Dear all,

Oh no, not another tool with an AMRwkward name! Wasn't hAMRonization enough already? (Try typing it if you disagree.)

But anyway, this looks like a valuable initiative:

Strepis N, Dollee D, Vrins D, Vanneste K, Bogaerts B, Carrillo C, et al. BenchAMRking: a Galaxy-based platform for illustrating the major issues associated with current antimicrobial resistance (AMR) gene prediction workflows. BMC Genomics. 2025;26: 27. doi:10.1186/s12864-024-11158-5. https://bmcgenomics.biomedcentral.com/articles/10.1186/s12864-024-11158-5

I was a bit underwhelmed by the four currently included workflows (see: https://erasmusmc-bioinformatics.github.io/benchAMRking/), of which two are Salmonella-only, one Ecoli-only, and one multi-species (abritAMR), but things can grow from here.

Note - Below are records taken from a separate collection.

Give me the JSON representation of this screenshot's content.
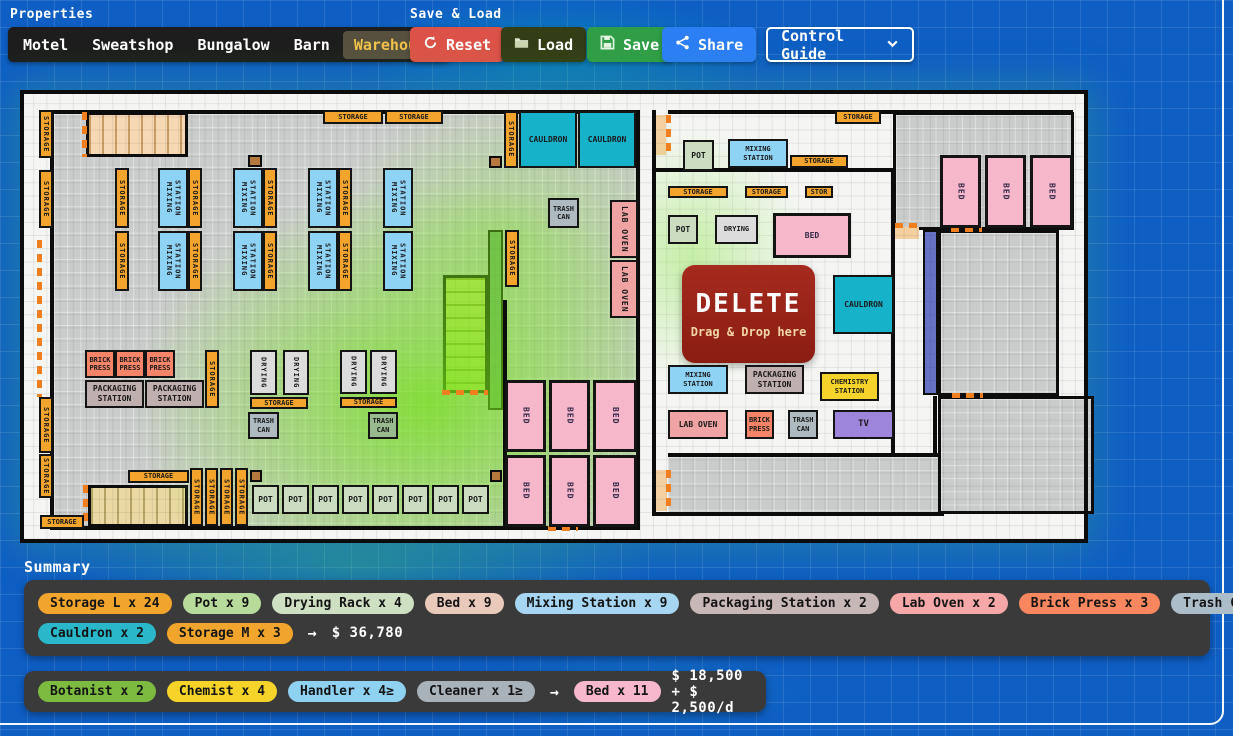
{
  "header": {
    "properties_label": "Properties",
    "save_load_label": "Save & Load",
    "control_guide": "Control Guide"
  },
  "tabs": {
    "active": "Warehouse",
    "items": [
      "Motel",
      "Sweatshop",
      "Bungalow",
      "Barn",
      "Warehouse"
    ]
  },
  "actions": {
    "reset": "Reset",
    "load": "Load",
    "save": "Save",
    "share": "Share"
  },
  "summary": {
    "title": "Summary",
    "arrow": "→",
    "items_row1": [
      [
        "Storage L x 24",
        "#f2a52d"
      ],
      [
        "Pot x 9",
        "#b6db9b"
      ],
      [
        "Drying Rack x 4",
        "#cfdfc2"
      ],
      [
        "Bed x 9",
        "#e9c9ba"
      ],
      [
        "Mixing Station x 9",
        "#a6d6f2"
      ],
      [
        "Packaging Station x 2",
        "#c8b7b7"
      ],
      [
        "Lab Oven x 2",
        "#f6a8a8"
      ],
      [
        "Brick Press x 3",
        "#f8865f"
      ],
      [
        "Trash Can x 3",
        "#aabdc9"
      ]
    ],
    "items_row2": [
      [
        "Cauldron x 2",
        "#2ab7c9"
      ],
      [
        "Storage M x 3",
        "#f2a52d"
      ]
    ],
    "total": "$ 36,780",
    "staff": [
      [
        "Botanist x 2",
        "#7dbb40"
      ],
      [
        "Chemist x 4",
        "#f5d328"
      ],
      [
        "Handler x 4≥",
        "#8ed1f1"
      ],
      [
        "Cleaner x 1≥",
        "#a9b1b9"
      ]
    ],
    "staff_bed": [
      "Bed x 11",
      "#f7b7cc"
    ],
    "staff_cost": "$ 18,500 + $ 2,500/d"
  },
  "plan": {
    "delete_zone": {
      "title": "DELETE",
      "subtitle": "Drag & Drop here",
      "x": 662,
      "y": 175,
      "w": 133,
      "h": 98
    },
    "zones": [
      [
        "z-grayL",
        34,
        24,
        582,
        412
      ],
      [
        "z-gray",
        873,
        22,
        181,
        118
      ],
      [
        "z-gray",
        918,
        140,
        121,
        166
      ],
      [
        "z-gray",
        918,
        306,
        156,
        118
      ],
      [
        "z-grayNB",
        648,
        367,
        274,
        56
      ],
      [
        "z-stairsP",
        66,
        22,
        102,
        45
      ],
      [
        "z-stairsG",
        423,
        185,
        45,
        118
      ],
      [
        "z-stairsT",
        68,
        395,
        100,
        42
      ],
      [
        "z-stripG",
        468,
        140,
        15,
        180
      ],
      [
        "z-stripP",
        903,
        140,
        15,
        165
      ],
      [
        "z-peach",
        633,
        25,
        13,
        40
      ],
      [
        "z-peach",
        875,
        137,
        24,
        12
      ],
      [
        "z-peach",
        633,
        380,
        14,
        41
      ],
      [
        "z-brown",
        228,
        65,
        14,
        12
      ],
      [
        "z-brown",
        469,
        66,
        13,
        12
      ],
      [
        "z-brown",
        230,
        380,
        12,
        12
      ],
      [
        "z-brown",
        470,
        380,
        12,
        12
      ]
    ],
    "walls": [
      [
        30,
        20,
        590,
        4
      ],
      [
        30,
        20,
        4,
        420
      ],
      [
        616,
        20,
        4,
        420
      ],
      [
        30,
        436,
        590,
        4
      ],
      [
        483,
        210,
        4,
        230
      ],
      [
        648,
        20,
        405,
        4
      ],
      [
        632,
        20,
        4,
        406
      ],
      [
        632,
        422,
        292,
        4
      ],
      [
        634,
        78,
        241,
        4
      ],
      [
        871,
        78,
        4,
        289
      ],
      [
        648,
        363,
        270,
        4
      ],
      [
        913,
        306,
        4,
        61
      ]
    ],
    "doors": [
      [
        62,
        22,
        5,
        45
      ],
      [
        17,
        150,
        5,
        157
      ],
      [
        63,
        395,
        5,
        40
      ],
      [
        646,
        25,
        5,
        40
      ],
      [
        646,
        380,
        5,
        41
      ],
      [
        422,
        300,
        46,
        5
      ],
      [
        528,
        436,
        30,
        5
      ],
      [
        875,
        133,
        24,
        5
      ],
      [
        931,
        137,
        31,
        5
      ],
      [
        932,
        303,
        31,
        5
      ]
    ],
    "items": [
      [
        "storage",
        "STORAGE",
        19,
        20,
        14,
        48,
        1
      ],
      [
        "storage",
        "STORAGE",
        19,
        80,
        14,
        58,
        1
      ],
      [
        "storage",
        "STORAGE",
        19,
        307,
        14,
        56,
        1
      ],
      [
        "storage",
        "STORAGE",
        19,
        364,
        14,
        44,
        1
      ],
      [
        "storage",
        "STORAGE",
        20,
        425,
        44,
        14,
        0
      ],
      [
        "storage",
        "STORAGE",
        303,
        20,
        60,
        14,
        0
      ],
      [
        "storage",
        "STORAGE",
        365,
        20,
        58,
        14,
        0
      ],
      [
        "storage",
        "STORAGE",
        95,
        78,
        14,
        60,
        1
      ],
      [
        "mixing",
        "MIXING\nSTATION",
        138,
        78,
        30,
        60,
        1
      ],
      [
        "storage",
        "STORAGE",
        168,
        78,
        14,
        60,
        1
      ],
      [
        "mixing",
        "MIXING\nSTATION",
        213,
        78,
        30,
        60,
        1
      ],
      [
        "storage",
        "STORAGE",
        243,
        78,
        14,
        60,
        1
      ],
      [
        "mixing",
        "MIXING\nSTATION",
        288,
        78,
        30,
        60,
        1
      ],
      [
        "storage",
        "STORAGE",
        318,
        78,
        14,
        60,
        1
      ],
      [
        "mixing",
        "MIXING\nSTATION",
        363,
        78,
        30,
        60,
        1
      ],
      [
        "storage",
        "STORAGE",
        95,
        141,
        14,
        60,
        1
      ],
      [
        "mixing",
        "MIXING\nSTATION",
        138,
        141,
        30,
        60,
        1
      ],
      [
        "storage",
        "STORAGE",
        168,
        141,
        14,
        60,
        1
      ],
      [
        "mixing",
        "MIXING\nSTATION",
        213,
        141,
        30,
        60,
        1
      ],
      [
        "storage",
        "STORAGE",
        243,
        141,
        14,
        60,
        1
      ],
      [
        "mixing",
        "MIXING\nSTATION",
        288,
        141,
        30,
        60,
        1
      ],
      [
        "storage",
        "STORAGE",
        318,
        141,
        14,
        60,
        1
      ],
      [
        "mixing",
        "MIXING\nSTATION",
        363,
        141,
        30,
        60,
        1
      ],
      [
        "storage",
        "STORAGE",
        484,
        21,
        14,
        57,
        1
      ],
      [
        "cauldron",
        "CAULDRON",
        499,
        21,
        58,
        57,
        0
      ],
      [
        "cauldron",
        "CAULDRON",
        558,
        21,
        58,
        57,
        0
      ],
      [
        "trash",
        "TRASH\nCAN",
        528,
        108,
        31,
        30,
        0
      ],
      [
        "laboven",
        "LAB OVEN",
        590,
        110,
        28,
        58,
        1
      ],
      [
        "laboven",
        "LAB OVEN",
        590,
        170,
        28,
        58,
        1
      ],
      [
        "storage",
        "STORAGE",
        485,
        140,
        14,
        57,
        1
      ],
      [
        "brickpress",
        "BRICK\nPRESS",
        65,
        260,
        30,
        28,
        0
      ],
      [
        "brickpress",
        "BRICK\nPRESS",
        95,
        260,
        30,
        28,
        0
      ],
      [
        "brickpress",
        "BRICK\nPRESS",
        125,
        260,
        30,
        28,
        0
      ],
      [
        "packaging",
        "PACKAGING\nSTATION",
        65,
        290,
        59,
        28,
        0
      ],
      [
        "packaging",
        "PACKAGING\nSTATION",
        125,
        290,
        59,
        28,
        0
      ],
      [
        "storage",
        "STORAGE",
        185,
        260,
        14,
        58,
        1
      ],
      [
        "drying",
        "DRYING",
        230,
        260,
        27,
        45,
        1
      ],
      [
        "drying",
        "DRYING",
        263,
        260,
        26,
        45,
        1
      ],
      [
        "storage",
        "STORAGE",
        230,
        307,
        58,
        12,
        0
      ],
      [
        "trash",
        "TRASH\nCAN",
        228,
        322,
        31,
        27,
        0
      ],
      [
        "drying",
        "DRYING",
        320,
        260,
        27,
        44,
        1
      ],
      [
        "drying",
        "DRYING",
        350,
        260,
        27,
        44,
        1
      ],
      [
        "storage",
        "STORAGE",
        320,
        307,
        57,
        11,
        0
      ],
      [
        "trashg",
        "TRASH\nCAN",
        348,
        322,
        30,
        27,
        0
      ],
      [
        "storage",
        "STORAGE",
        108,
        380,
        61,
        13,
        0
      ],
      [
        "storage",
        "STORAGE",
        170,
        378,
        13,
        58,
        1
      ],
      [
        "storage",
        "STORAGE",
        185,
        378,
        13,
        58,
        1
      ],
      [
        "storage",
        "STORAGE",
        200,
        378,
        13,
        58,
        1
      ],
      [
        "storage",
        "STORAGE",
        215,
        378,
        13,
        58,
        1
      ],
      [
        "pot",
        "POT",
        232,
        395,
        27,
        29,
        0
      ],
      [
        "pot",
        "POT",
        262,
        395,
        27,
        29,
        0
      ],
      [
        "pot",
        "POT",
        292,
        395,
        27,
        29,
        0
      ],
      [
        "pot",
        "POT",
        322,
        395,
        27,
        29,
        0
      ],
      [
        "pot",
        "POT",
        352,
        395,
        27,
        29,
        0
      ],
      [
        "pot",
        "POT",
        382,
        395,
        27,
        29,
        0
      ],
      [
        "pot",
        "POT",
        412,
        395,
        27,
        29,
        0
      ],
      [
        "pot",
        "POT",
        442,
        395,
        27,
        29,
        0
      ],
      [
        "bed",
        "BED",
        485,
        290,
        41,
        72,
        1
      ],
      [
        "bed",
        "BED",
        529,
        290,
        41,
        72,
        1
      ],
      [
        "bed",
        "BED",
        573,
        290,
        44,
        72,
        1
      ],
      [
        "bed",
        "BED",
        485,
        365,
        41,
        72,
        1
      ],
      [
        "bed",
        "BED",
        529,
        365,
        41,
        72,
        1
      ],
      [
        "bed",
        "BED",
        573,
        365,
        44,
        72,
        1
      ],
      [
        "storage",
        "STORAGE",
        815,
        20,
        46,
        14,
        0
      ],
      [
        "pot",
        "POT",
        663,
        50,
        31,
        31,
        0
      ],
      [
        "mixing",
        "MIXING\nSTATION",
        708,
        49,
        60,
        29,
        0
      ],
      [
        "storage",
        "STORAGE",
        770,
        65,
        58,
        13,
        0
      ],
      [
        "storage",
        "STORAGE",
        648,
        96,
        60,
        12,
        0
      ],
      [
        "storage",
        "STORAGE",
        725,
        96,
        43,
        12,
        0
      ],
      [
        "stor",
        "STOR",
        785,
        96,
        28,
        12,
        0
      ],
      [
        "pot",
        "POT",
        648,
        125,
        30,
        29,
        0
      ],
      [
        "drying",
        "DRYING",
        695,
        125,
        43,
        29,
        0
      ],
      [
        "bed",
        "BED",
        753,
        123,
        78,
        45,
        0
      ],
      [
        "cauldron",
        "CAULDRON",
        813,
        185,
        61,
        59,
        0
      ],
      [
        "mixing",
        "MIXING\nSTATION",
        648,
        275,
        60,
        29,
        0
      ],
      [
        "packaging",
        "PACKAGING\nSTATION",
        725,
        275,
        59,
        29,
        0
      ],
      [
        "chemistry",
        "CHEMISTRY\nSTATION",
        800,
        282,
        59,
        29,
        0
      ],
      [
        "laboven",
        "LAB OVEN",
        648,
        320,
        60,
        29,
        0
      ],
      [
        "brickpress",
        "BRICK\nPRESS",
        725,
        320,
        29,
        29,
        0
      ],
      [
        "trash",
        "TRASH\nCAN",
        768,
        320,
        30,
        29,
        0
      ],
      [
        "tv",
        "TV",
        813,
        320,
        61,
        29,
        0
      ],
      [
        "bed",
        "BED",
        920,
        65,
        41,
        73,
        1
      ],
      [
        "bed",
        "BED",
        965,
        65,
        41,
        73,
        1
      ],
      [
        "bed",
        "BED",
        1010,
        65,
        43,
        73,
        1
      ]
    ]
  }
}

How does it relate to hARMonization_workflow, which incorporates 18 AMR tools? BenchAMRking aims at validating AMR workflows for clinical and public health use, against a "gold standard" reference. hAMRonization_workflow was set up primarily to have a testing ground for hAMRonization, the tool to convert output from any AMR tool into a common format.

As its maintainer (Finlay Maguire) said, the workflow is almost too brittle to maintain. But how else will you test hAMRonization, manually run 18 tools over a dozen inputs?!

I recently submitted a bunch of patches to bring hAMRonization up to date with the latest tool versions. I also managed to upgrade hAMRonization_workflow to use all the latest tool versions.

Give it a try if you're up for it: https://github.com/pha4ge/hAMRonization_workflow. It installs with a simple "conda env create". Prepare for a long wait on the first run, while it installs all tools and databases. Subsequent runs are quick: it takes ~10mn on my laptop to run all 18 tools on an isolate.